Cyclic AMP (cAMP) induces steroidogenic enzyme gene expression and stimulates testosterone production in Leydig cells. Phosphoenolpyruvate carboxykinase (PEPCK) is expressed in Leydig cells, but its role has not been defined. In this study, we found that PEPCK and glucose-6-phosphatase (Glc-6-Pase) are increased significantly following cAMP treatment of mouse Leydig cells. Moreover, cAMP treatment increased recruitment of the cAMP-response element-binding transcription factor and decreased recruitment of the corepressor DAX-1 on the pepck promoter. Furthermore, cAMP induced an increase in ATP that correlated with a decrease in phospho-AMP-activated protein kinase (AMPK). In contrast, knockdown or inhibition of PEPCK decreased ATP and increased phospho-AMPK. Treatment with an AMPK activator or overexpression of the constitutively active form of AMPK inhibited cAMP-induced steroidogenic enzyme promoter activities and gene expression. Liver receptor homolog-1 (LRH-1) was involved in cAMP-induced steroidogenic enzyme gene expression but was inhibited by AMPK activation in Leydig cells.
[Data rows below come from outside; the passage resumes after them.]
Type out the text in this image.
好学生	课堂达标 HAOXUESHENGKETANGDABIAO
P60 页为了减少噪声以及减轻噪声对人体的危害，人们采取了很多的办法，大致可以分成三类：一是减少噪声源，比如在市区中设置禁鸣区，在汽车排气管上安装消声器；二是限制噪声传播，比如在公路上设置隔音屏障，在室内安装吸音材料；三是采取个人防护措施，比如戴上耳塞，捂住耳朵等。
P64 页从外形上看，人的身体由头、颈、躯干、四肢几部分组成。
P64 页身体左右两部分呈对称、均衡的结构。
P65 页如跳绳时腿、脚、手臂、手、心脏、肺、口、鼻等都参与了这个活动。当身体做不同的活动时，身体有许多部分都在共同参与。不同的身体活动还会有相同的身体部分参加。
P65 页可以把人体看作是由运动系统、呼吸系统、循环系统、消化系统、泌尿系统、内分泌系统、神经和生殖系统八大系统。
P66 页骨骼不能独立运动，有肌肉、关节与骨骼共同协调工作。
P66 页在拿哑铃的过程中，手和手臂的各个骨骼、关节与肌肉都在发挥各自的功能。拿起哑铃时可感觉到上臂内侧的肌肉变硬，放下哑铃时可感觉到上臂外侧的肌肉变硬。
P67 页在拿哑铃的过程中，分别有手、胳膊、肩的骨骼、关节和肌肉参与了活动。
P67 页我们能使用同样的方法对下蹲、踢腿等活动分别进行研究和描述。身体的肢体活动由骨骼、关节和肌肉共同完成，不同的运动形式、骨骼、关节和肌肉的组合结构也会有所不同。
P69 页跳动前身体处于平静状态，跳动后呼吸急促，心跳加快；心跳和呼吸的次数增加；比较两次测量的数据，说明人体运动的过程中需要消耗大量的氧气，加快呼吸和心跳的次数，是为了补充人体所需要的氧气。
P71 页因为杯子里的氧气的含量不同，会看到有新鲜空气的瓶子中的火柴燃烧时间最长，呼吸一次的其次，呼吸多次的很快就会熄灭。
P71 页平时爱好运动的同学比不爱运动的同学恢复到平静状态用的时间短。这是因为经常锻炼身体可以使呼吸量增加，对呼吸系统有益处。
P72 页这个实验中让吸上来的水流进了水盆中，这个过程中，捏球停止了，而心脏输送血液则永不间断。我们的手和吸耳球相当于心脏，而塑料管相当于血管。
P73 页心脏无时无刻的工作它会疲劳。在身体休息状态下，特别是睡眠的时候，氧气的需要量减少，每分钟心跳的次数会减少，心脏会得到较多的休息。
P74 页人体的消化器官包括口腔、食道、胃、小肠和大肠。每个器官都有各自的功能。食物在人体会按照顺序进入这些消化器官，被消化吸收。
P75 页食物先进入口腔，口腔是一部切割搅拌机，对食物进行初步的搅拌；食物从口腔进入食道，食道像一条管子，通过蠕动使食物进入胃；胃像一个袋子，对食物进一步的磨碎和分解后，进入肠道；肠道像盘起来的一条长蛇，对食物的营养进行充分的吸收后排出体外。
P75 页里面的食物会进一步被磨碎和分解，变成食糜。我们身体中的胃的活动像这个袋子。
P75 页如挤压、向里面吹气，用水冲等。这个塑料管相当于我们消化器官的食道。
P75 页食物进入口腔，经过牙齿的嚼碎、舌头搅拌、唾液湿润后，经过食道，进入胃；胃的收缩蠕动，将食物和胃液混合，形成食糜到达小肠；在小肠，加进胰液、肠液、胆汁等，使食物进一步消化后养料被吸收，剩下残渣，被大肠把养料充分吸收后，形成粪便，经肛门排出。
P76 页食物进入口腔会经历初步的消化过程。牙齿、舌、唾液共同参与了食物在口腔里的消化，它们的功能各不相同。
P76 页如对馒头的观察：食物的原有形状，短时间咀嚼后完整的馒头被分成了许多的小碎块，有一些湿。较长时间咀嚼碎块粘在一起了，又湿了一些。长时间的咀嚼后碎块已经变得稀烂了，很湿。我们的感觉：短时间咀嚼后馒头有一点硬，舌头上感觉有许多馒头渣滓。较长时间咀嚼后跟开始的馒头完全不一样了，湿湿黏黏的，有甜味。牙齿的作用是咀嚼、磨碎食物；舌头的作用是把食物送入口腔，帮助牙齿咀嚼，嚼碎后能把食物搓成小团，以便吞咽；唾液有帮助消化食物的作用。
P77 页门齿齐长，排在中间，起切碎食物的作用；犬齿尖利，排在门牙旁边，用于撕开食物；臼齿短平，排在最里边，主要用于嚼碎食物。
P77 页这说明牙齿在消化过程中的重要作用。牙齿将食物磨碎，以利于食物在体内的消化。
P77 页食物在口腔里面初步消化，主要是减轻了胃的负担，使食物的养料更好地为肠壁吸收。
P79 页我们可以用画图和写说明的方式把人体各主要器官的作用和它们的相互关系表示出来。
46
Additionally, inhibition or knockdown of PEPCK and Glc-6-Pase decreased cAMP-mediated induction of steroidogenic enzyme gene expression and steroidogenesis. Finally, pubertal mouse (8-week-old) testes and human chorionic gonadotropin-induced prepubertal mouse testes showed increased PEPCK and Glc-6-Pase gene expression. Taken together, these results suggest that induction of PEPCK and Glc-6-Pase by cAMP plays an important role in Leydig cell steroidogenesis.

FIGURE 1.

cAMP induces PEPCK, Glc-6-Pase, and FBPase gene expression in Leydig cells. A, MA-10 cells were cultured in 0.5% charcoal-stripped horse serum and glucose-free medium supplemented with 20 mm sodium lactate, 1 mm sodium pyruvate, and 15 mm HEPES and treated with 8-Br-cAMP (100 μm) for the indicated time period. Total RNA was isolated for Northern hybridization, and PEPCK, Glc-6-Pase, and FBPase gene expression was analyzed and normalized to GAPDH gene expression. Results are representative of three independently performed experiments. B, MA-10 cells were treated with 8-Br-cAMP for 6 h in a dose-dependent manner. Total RNA was isolated for Northern hybridization, and PEPCK and Glc-6-Pase gene expressions were analyzed and normalized to GAPDH gene expression. Results are representative of three independently performed experiments. C, MA-10 cells were treated with 8-Br-cAMP (100 μm) for the indicated time period and harvested for Western blot analysis using the indicated antibodies (pCREB, CREB, DAX-1, and actin). Results are representative of three independently performed experiments. D, MA-10 cells were treated with 8-Br-cAMP (100 μm) for the indicated time period and harvested for Western blot analysis using the indicated antibodies (PEPCK and actin). Results are representative of three independently performed experiments.

FIGURE 2.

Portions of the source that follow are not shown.